For me, the trailers for “Life of Pi” were mostly
a misrepresentation of the text,
focusing on selling it as a boy-and-his-tiger high adventure: “A life of
adventure! A life of hope! A life of triumph! A life of Pi!” Hmm, not a life of
tragedy, horror and stark survival, then? And a little more apt: “Believe the
unbelievable”. Another trailer, which is otherwise mostly a good summary of the
film, adds “A life of friendship”. To which I raise an eyebrow and become
sniffy. But it really isn’t quite a Disney’s Mowgli tale (and Disney’s Mowgli
is not Kipling’s Mowgli) and yet one can see how this pitch would have helped
make this a family film, getting an audience to try out something both
appealing and testing.
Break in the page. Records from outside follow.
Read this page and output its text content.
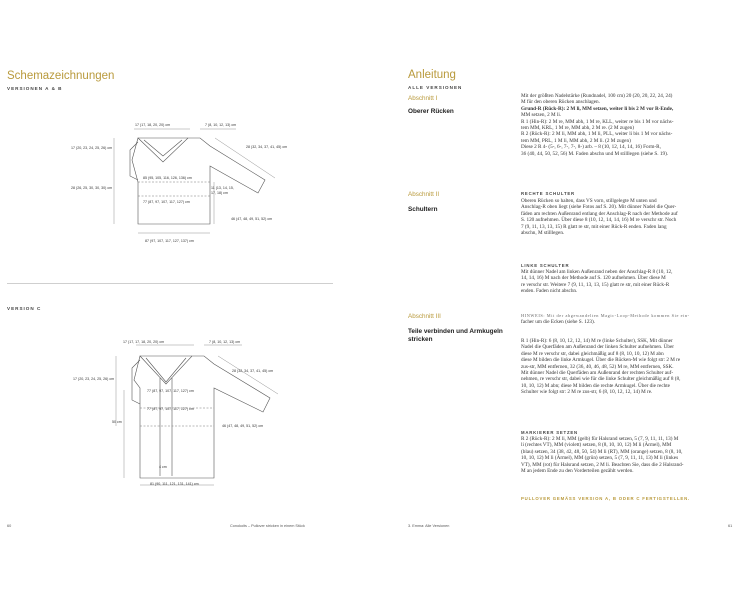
Schemazeichnungen
VERSIONEN A & B
17 (17, 18, 20, 20) cm	7 (8, 10, 12, 13) cm
17 (20, 23, 24, 25, 26) cm	28 (32, 34, 37, 41, 45) cm
85 (95, 105, 116, 126, 136) cm
28 (26, 25, 30, 30, 30) cm	11 (13, 14, 15, 17, 18) cm
77 (87, 97, 107, 117, 127) cm
46 (47, 48, 49, 51, 52) cm
87 (97, 107, 117, 127, 137) cm
VERSION C
17 (17, 17, 18, 20, 20) cm	7 (8, 10, 12, 13) cm
17 (20, 23, 24, 25, 26) cm
28 (32, 34, 37, 41, 45) cm
77 (87, 97, 107, 117, 127) cm
50 cm
77 (87, 97, 107, 117, 127) cm
46 (47, 48, 49, 51, 52) cm
4 cm
81 (90, 111, 121, 131, 141) cm
60	Conokoits – Pullover stricken in einem Stück
Anleitung
ALLE VERSIONEN
Abschnitt I
Oberer Rücken
Mit der größten Nadelstärke (Rundnadel, 100 cm) 20 (20, 20, 22, 24, 24)
M für den oberen Rücken anschlagen.
Grund-R (Rück-R): 2 M li, MM setzen, weiter li bis 2 M vor R-Ende,
MM setzen, 2 M li.
R 1 (Hin-R): 2 M re, MM abh, 1 M re, KLL, weiter re bis 1 M vor nächs-
tem MM, KRL, 1 M re, MM abh, 2 M re. (2 M zugen)
R 2 (Rück-R): 2 M li, MM abh, 1 M li, PLL, weiter li bis 1 M vor nächs-
tem MM, PRL, 1 M li, MM abh, 2 M li. (2 M zugen)
Diese 2 R 4- (5-, 6-, 7-, 7-, 8-) arb. – 8 (10, 12, 14, 14, 16) Form-R,
36 (40, 44, 50, 52, 56) M. Faden abschn und M stilllegen (siehe S. 19).
Abschnitt II
Schultern
RECHTE SCHULTER
Oberen Rücken so halten, dass VS vorn, stillgelegte M unten und
Anschlag-R oben liegt (siehe Fotos auf S. 20). Mit dünner Nadel die Quer-
fäden am rechten Außenrand entlang der Anschlag-R nach der Methode auf
S. 120 aufnehmen. Über diese 8 (10, 12, 14, 14, 16) M re verschr str. Noch
7 (9, 11, 13, 13, 15) R glatt re str, mit einer Rück-R enden. Faden lang
abschn, M stilllegen.
LINKE SCHULTER
Mit dünner Nadel am linken Außenrand neben der Anschlag-R 8 (10, 12,
14, 14, 16) M nach der Methode auf S. 120 aufnehmen. Über diese M
re verschr str. Weitere 7 (9, 11, 13, 13, 15) glatt re str, mit einer Rück-R
enden. Faden nicht abschn.
Abschnitt III
Teile verbinden und Armkugeln stricken
HINWEIS: Mit der abgewandelten Magic-Loop-Methode kommen Sie ein-
facher um die Ecken (siehe S. 123).
R 1 (Hin-R): 6 (8, 10, 12, 12, 14) M re (linke Schulter), SSK, Mit dünner
Nadel die Querfäden am Außenrand der linken Schulter aufnehmen. Über
diese M re verschr str, dabei gleichmäßig auf 8 (8, 10, 10, 12) M abn
diese M bilden die linke Armkugel. Über die Rücken-M wie folgt str: 2 M re
zus-str, MM entfernen, 32 (36, 40, 46, 48, 52) M re, MM entfernen, SSK.
Mit dünner Nadel die Querfäden am Außenrand der rechten Schulter auf-
nehmen, re verschr str, dabei wie für die linke Schulter gleichmäßig auf 8 (8,
10, 10, 12) M abn; diese M bilden die rechte Armkugel. Über die rechte
Schulter wie folgt str: 2 M re zus-str, 6 (8, 10, 12, 12, 14) M re.
MARKIERER SETZEN
R 2 (Rück-R): 2 M li, MM (gelb) für Halsrand setzen, 5 (7, 9, 11, 11, 13) M
li (rechtes VT), MM (violett) setzen, 8 (8, 10, 10, 12) M li (Ärmel), MM
(blau) setzen, 34 (38, 42, 48, 50, 54) M li (RT), MM (orange) setzen, 8 (8, 10,
10, 10, 12) M li (Ärmel), MM (grün) setzen, 5 (7, 9, 11, 11, 13) M li (linkes
VT), MM (rot) für Halsrand setzen, 2 M li. Beachten Sie, dass die 2 Halsrand-
M an jedem Ende zu den Vorderteilen gezählt werden.
PULLOVER GEMÄSS VERSION A, B ODER C FERTIGSTELLEN.
3. Emma: Alle Versionen	61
Some critics have berated it for being simplistic in its
discourse on religion, but it is not that film either; and if it is simplistic
in some way, it is still more revealing and insightful about the mechanics of
religion than Terence Malick’s “Tree of Life” (“Tree of Life” has other
virtues, but its smug symbolism are surely only poignant to those satisfied
with themselves for identifying them: and for them, at least Pi ends up on a
beach in a crucifixion pose).
Just as Martel uses each sentence, Ang Lee uses all
tricks and resources of cinema to make us buy into the splendour of
storytelling, to fool us into believing that storytelling is perhaps one of the
greatest forces of nature of all, if not faith. If it feels soft and
superficial to some, making it look like a cosy mainstream adventure yarn, well
the film itself is all about deceptive appearances. Indeed, it is a film where,
more than most, you can take away from it what you want most to see.
P.S. - Rhythm & Hues, the special-effects company that won an Academy Award for "Life of Pi" has filed for bankruptcy. A bizarre and sorry state of affairs. (Thanks to Steve H for the heads-up.)